It’s really hard to start a business that lasts more than a couple years. First time entrepreneurs have a success rate of 18%. Even founders that were successful starting, growing, and taking their companies public via IPO, only have a 30% success rate with their second venture.
If you can create a business that simply survives you are doing better than most founders. Staying power is a fascinating topic. We all have companies in our local towns or cities that are relatively unknown but have been around forever. My grandfather started my family’s business, and my father took it over, and my brother in law has now taken it over. The business has been around for 70 years. The company only has 12 employees, but they dominate their little niche in our local geography.
Even rarer yet are founders that create and grow a relatively large businesses that dominate for decades. This is incredibly difficult. For example, less than 12% of the Fortune 500 companies in 1955 are still on the Fortune 500 list today. In our book, Intelligent Fanatics Project, and here on our research portal, we look to analyze the world’s greatest moat builders. Those rare and exceptional operators that created enduring high performance organizations.
Earlier this week I stumbled upon this fascinating article: Geoffrey West on the Life and Death of Companies. Physicist Geoffrey West believes that complex systems from organisms to cities are in many ways governed by simple laws — laws that can be discovered and analyzed.
Geoffrey West’s started his research because he thought there should be a formula, based on the underlying principles of how life works, that would let you calculate the life span of a human being. He started diving into scaling laws that basically represent how various measurements in a system, for instance if a mammal’s body changes proportionally as their size changes. Kleiber’s law is one of them which shows the metabolic rate (the amount of energy you need to stay alive per day) is related to an organism’s size. If you double the size of the organism you only need 75% more energy. West explains, even though a whale weighs 100 million times more than a shrew, you might expect its metabolic rate to be 100 million times greater. But it’s only a million times greater. This pattern holds true with very few exceptions across all organisms.

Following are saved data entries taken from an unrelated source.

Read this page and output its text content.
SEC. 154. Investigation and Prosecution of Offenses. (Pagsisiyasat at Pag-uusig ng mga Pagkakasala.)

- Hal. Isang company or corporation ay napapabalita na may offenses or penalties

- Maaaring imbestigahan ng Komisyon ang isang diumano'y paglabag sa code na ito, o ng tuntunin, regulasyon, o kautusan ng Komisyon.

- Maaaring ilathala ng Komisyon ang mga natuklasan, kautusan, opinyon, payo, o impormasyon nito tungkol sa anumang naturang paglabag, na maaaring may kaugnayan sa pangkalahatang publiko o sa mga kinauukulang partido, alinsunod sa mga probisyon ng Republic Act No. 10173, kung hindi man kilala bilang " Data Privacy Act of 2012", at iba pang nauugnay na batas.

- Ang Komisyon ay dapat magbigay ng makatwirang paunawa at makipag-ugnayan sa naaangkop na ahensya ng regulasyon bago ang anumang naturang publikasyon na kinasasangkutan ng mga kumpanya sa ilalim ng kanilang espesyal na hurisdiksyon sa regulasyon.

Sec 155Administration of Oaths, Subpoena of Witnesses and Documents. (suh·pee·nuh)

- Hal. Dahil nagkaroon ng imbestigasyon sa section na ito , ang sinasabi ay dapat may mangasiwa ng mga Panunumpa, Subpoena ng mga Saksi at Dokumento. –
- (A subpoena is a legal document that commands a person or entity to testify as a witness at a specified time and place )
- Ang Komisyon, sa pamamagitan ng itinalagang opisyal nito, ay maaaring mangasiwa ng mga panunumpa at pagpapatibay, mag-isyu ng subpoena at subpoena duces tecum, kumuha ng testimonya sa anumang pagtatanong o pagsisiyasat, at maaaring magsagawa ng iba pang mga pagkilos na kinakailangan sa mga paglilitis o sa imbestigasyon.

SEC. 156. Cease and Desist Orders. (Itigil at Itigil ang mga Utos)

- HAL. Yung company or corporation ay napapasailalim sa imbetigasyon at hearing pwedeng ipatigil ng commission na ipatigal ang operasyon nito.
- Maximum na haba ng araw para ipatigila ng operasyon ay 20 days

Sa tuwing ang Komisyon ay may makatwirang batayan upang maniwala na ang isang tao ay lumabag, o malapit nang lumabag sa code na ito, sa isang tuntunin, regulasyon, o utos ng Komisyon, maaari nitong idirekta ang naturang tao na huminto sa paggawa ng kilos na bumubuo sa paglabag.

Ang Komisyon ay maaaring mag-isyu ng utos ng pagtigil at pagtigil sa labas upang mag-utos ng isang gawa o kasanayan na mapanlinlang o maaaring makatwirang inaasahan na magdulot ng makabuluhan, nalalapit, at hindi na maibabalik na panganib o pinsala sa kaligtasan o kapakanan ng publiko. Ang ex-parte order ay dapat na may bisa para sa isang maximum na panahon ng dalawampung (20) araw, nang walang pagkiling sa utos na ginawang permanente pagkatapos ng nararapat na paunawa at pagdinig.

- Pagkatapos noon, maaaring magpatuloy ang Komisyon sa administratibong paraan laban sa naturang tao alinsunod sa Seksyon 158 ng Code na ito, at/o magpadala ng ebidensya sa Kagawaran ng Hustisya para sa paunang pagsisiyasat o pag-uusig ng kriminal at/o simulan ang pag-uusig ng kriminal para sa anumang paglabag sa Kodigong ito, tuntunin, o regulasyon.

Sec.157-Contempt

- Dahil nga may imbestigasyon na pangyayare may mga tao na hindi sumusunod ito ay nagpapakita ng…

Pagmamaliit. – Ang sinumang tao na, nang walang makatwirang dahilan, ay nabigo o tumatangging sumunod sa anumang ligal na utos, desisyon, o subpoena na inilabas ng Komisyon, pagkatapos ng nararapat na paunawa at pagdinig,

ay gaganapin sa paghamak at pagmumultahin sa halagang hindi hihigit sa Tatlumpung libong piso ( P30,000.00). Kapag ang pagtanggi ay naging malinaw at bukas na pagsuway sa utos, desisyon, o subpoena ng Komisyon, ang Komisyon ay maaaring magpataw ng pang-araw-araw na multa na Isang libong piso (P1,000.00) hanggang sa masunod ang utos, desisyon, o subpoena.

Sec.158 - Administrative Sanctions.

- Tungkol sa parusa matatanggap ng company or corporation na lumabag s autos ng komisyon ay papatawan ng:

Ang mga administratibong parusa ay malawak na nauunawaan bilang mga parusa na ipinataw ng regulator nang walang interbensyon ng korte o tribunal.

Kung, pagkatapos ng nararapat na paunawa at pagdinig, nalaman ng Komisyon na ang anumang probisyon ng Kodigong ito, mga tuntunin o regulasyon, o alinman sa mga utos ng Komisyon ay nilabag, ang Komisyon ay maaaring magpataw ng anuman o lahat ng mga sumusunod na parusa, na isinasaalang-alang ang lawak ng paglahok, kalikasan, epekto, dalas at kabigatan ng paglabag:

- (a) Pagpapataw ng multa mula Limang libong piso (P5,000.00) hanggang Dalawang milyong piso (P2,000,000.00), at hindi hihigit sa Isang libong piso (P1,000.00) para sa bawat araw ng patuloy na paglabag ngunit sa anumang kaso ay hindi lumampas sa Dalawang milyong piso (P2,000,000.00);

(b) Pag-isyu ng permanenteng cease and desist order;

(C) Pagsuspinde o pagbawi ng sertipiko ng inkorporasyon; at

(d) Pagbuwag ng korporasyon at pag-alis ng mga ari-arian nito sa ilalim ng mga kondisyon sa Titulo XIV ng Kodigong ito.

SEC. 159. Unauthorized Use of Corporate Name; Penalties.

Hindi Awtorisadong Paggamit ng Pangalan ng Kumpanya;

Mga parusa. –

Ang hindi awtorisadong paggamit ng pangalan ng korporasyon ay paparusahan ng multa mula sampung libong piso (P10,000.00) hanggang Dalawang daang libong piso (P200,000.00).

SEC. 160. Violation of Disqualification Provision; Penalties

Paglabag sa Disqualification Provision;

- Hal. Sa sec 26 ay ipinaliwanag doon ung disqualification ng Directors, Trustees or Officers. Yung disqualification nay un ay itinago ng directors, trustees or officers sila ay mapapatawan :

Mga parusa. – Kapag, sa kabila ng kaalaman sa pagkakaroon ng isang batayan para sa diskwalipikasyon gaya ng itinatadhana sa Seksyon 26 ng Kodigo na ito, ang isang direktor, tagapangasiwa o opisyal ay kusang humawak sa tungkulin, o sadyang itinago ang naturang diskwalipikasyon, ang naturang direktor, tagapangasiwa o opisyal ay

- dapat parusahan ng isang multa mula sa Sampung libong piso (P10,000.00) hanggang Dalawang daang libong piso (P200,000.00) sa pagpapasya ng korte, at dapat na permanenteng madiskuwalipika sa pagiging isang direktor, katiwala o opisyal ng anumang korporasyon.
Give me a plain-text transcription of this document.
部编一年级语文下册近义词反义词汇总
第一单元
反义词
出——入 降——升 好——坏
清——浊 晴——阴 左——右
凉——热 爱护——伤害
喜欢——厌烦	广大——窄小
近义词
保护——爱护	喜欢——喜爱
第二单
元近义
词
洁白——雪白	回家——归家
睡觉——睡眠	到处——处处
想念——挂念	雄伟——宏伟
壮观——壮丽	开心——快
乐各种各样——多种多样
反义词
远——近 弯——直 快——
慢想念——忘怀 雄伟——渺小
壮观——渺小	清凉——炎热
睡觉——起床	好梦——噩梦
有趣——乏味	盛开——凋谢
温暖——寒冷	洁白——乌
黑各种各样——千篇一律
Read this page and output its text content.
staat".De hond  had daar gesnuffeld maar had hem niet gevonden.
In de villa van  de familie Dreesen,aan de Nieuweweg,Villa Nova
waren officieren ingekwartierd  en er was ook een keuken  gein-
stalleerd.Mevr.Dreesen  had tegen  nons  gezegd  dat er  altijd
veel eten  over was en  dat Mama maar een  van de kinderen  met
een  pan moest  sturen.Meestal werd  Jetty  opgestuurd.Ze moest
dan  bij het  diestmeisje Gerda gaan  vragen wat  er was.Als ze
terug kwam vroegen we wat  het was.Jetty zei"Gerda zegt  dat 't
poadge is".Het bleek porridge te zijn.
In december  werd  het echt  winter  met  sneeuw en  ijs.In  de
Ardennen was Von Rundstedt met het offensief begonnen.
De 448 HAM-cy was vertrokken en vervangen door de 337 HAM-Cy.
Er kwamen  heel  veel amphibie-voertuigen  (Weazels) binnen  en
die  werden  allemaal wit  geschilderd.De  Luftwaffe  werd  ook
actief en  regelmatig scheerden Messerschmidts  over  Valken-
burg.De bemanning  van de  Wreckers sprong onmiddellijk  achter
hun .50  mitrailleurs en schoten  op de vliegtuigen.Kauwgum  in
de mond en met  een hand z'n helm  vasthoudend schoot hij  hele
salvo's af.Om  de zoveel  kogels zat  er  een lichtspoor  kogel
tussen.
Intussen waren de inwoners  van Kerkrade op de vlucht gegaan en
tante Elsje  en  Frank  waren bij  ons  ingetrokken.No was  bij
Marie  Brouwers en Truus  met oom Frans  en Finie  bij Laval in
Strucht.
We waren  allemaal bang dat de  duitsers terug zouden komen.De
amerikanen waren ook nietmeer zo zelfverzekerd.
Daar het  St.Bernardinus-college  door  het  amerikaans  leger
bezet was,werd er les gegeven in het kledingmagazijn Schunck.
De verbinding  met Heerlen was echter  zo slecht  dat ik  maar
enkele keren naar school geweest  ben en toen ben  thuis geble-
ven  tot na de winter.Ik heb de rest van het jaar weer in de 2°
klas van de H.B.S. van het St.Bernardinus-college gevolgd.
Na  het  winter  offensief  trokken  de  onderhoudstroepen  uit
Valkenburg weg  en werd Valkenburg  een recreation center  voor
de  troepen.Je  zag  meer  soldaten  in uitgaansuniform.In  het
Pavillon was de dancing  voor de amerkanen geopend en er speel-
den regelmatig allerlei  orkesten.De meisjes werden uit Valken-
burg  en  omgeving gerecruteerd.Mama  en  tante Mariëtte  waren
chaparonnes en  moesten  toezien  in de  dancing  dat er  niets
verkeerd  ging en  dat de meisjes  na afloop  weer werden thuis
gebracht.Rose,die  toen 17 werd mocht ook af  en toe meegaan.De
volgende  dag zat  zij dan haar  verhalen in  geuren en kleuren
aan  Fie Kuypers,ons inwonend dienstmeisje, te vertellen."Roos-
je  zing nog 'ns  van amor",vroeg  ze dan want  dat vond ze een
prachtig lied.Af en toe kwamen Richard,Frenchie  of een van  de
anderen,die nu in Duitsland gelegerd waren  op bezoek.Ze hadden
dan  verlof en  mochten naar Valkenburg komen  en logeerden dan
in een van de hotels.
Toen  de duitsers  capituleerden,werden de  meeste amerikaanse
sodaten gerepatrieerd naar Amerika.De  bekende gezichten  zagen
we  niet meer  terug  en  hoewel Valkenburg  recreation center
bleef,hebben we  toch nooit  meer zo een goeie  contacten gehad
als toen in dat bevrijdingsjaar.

Next, he noticed another scaling law that shows that larger animals have predictably slower heartbeats than small animals, which translates into larger animals having longer life spans than smaller animals. Kleiber’s law and this combined let you see that big animals live very long but slowly, and little ones live very fast but over a very short period of time. West and his colleagues also studied the mammalian circulatory system and blood flow rate related to its size.
Then he started applying these laws and researching how cities grow and then companies.
When he studied cities, he found that unlike everything he saw with biology, cities scale in a super-linear fashion. When you double the size of a city, you get more than double the amount of both good and bad socioeconomic quantities i.e. patents, wages and crime. If you double a city from 100,000 to 200,000 or 1 million to 2 million or 10 million to 20 million he found the scaling law doesn’t change. In each case the wealth, number of patents, number of creative people, number of police, waste, number of colleges all increases by 15%. This also combined with a 15% savings in infrastructure. This 15 percent rule is a universal phenomenon.
People are attracted to living in places where creative people, higher wages and wealth seem to prosper. Most are willing to overlook the increases in crime or disease to be closer to innovation and wealth. A city is very open and people seem to congregate where they feel comfortable but also challenged. This achieves incredible diversity. This is why today 1 million people per week are moving into cities, and its why cities are incredibly hard to kill.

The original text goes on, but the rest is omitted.